Sunday, 25 August 2013

Lousy-ana school districts

Louisiana?  Lousy-ana is more like it, especially it's "education" system.  Did anyone really believe that "private schools" which inflict ignorant, dogmatic religion upon children would lead to better education?

The "textbooks" those places used weren't your typical creationist drivel.  They were the books which described slavery as "triangular trade", and eradicated any mention of Thomas Jefferson who advocated the separation of cult and state.

Louisiana Sends Kids to Private Religious Schools, Test Scores Don’t Go Up

The school year in Louisiana has begun under a changed landscape. Last year saw the expansion of Gov. Bobby Jindal’s sweeping school voucher program, officially called the Louisiana Scholarship Program, statewide. The program gives parents the choice to attend participating private schools for free if their local public school is low performing.

The program was funded with taxpayer money from the Minimum Foundation Fund (MFP). This is the state’s per pupil allocation fund for its public schools. The logic was since that student was leaving a public school, the funds allocated for that student could be used at their new private school. This resulted in almost $30 million dollars in funds diverted from public schools in the last school year into private entities.

In other words, the best way to improve failing schools is to put fewer resources into them.

In May of this year, the Louisiana Supreme Court ruled that the manner of funding violated the state’s constitution and the state must repay the $30 million dollars to the public schools.

Now faced with trying to find funds for the estimated $45 million dollar cost for the voucher program, Louisiana must also deal with the reality that voucher students are performing worse on standardized tests than their public school counterparts.
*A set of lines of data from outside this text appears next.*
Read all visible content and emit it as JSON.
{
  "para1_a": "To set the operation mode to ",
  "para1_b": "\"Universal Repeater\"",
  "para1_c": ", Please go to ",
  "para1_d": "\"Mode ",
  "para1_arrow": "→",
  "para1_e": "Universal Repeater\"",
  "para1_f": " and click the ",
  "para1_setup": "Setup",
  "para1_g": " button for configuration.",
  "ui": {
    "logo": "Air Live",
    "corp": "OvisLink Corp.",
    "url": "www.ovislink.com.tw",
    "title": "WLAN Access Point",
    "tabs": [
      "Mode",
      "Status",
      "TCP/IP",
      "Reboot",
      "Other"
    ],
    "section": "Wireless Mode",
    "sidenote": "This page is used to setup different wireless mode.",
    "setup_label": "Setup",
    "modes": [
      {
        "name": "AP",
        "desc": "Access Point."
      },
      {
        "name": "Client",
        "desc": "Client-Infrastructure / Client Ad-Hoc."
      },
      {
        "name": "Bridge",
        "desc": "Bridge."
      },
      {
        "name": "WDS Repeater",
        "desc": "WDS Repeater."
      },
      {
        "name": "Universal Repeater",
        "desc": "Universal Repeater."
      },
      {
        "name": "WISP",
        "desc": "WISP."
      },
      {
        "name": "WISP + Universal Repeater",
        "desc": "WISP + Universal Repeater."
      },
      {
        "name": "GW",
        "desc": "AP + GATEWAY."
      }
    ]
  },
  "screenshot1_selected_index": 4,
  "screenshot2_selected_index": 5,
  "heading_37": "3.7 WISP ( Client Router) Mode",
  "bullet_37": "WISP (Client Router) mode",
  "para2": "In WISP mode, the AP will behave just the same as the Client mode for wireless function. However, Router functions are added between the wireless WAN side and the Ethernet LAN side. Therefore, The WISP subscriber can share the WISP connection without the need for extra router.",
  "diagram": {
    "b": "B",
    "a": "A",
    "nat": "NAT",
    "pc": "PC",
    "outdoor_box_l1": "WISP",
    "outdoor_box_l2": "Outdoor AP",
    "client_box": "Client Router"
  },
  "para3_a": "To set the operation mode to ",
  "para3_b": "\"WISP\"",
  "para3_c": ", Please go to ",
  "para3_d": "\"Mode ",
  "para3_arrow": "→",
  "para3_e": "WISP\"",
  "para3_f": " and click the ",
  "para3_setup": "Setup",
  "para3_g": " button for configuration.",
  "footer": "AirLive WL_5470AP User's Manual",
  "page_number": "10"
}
In results released also in May, 60 percent of voucher students failed to score at or above grade level in the LEAP testing given to third through eighth graders. The 40 percent proficiency level of voucher students was significantly lower than the state average of 69 percent.

The testing at the private voucher schools are for accountability purposes since they receive taxpayer funds. Seven of the schools performed so badly for the past three years (less than 25% of the voucher students scored at proficient levels in any year), they are no longer allowed to accept new voucher students (current students can remain).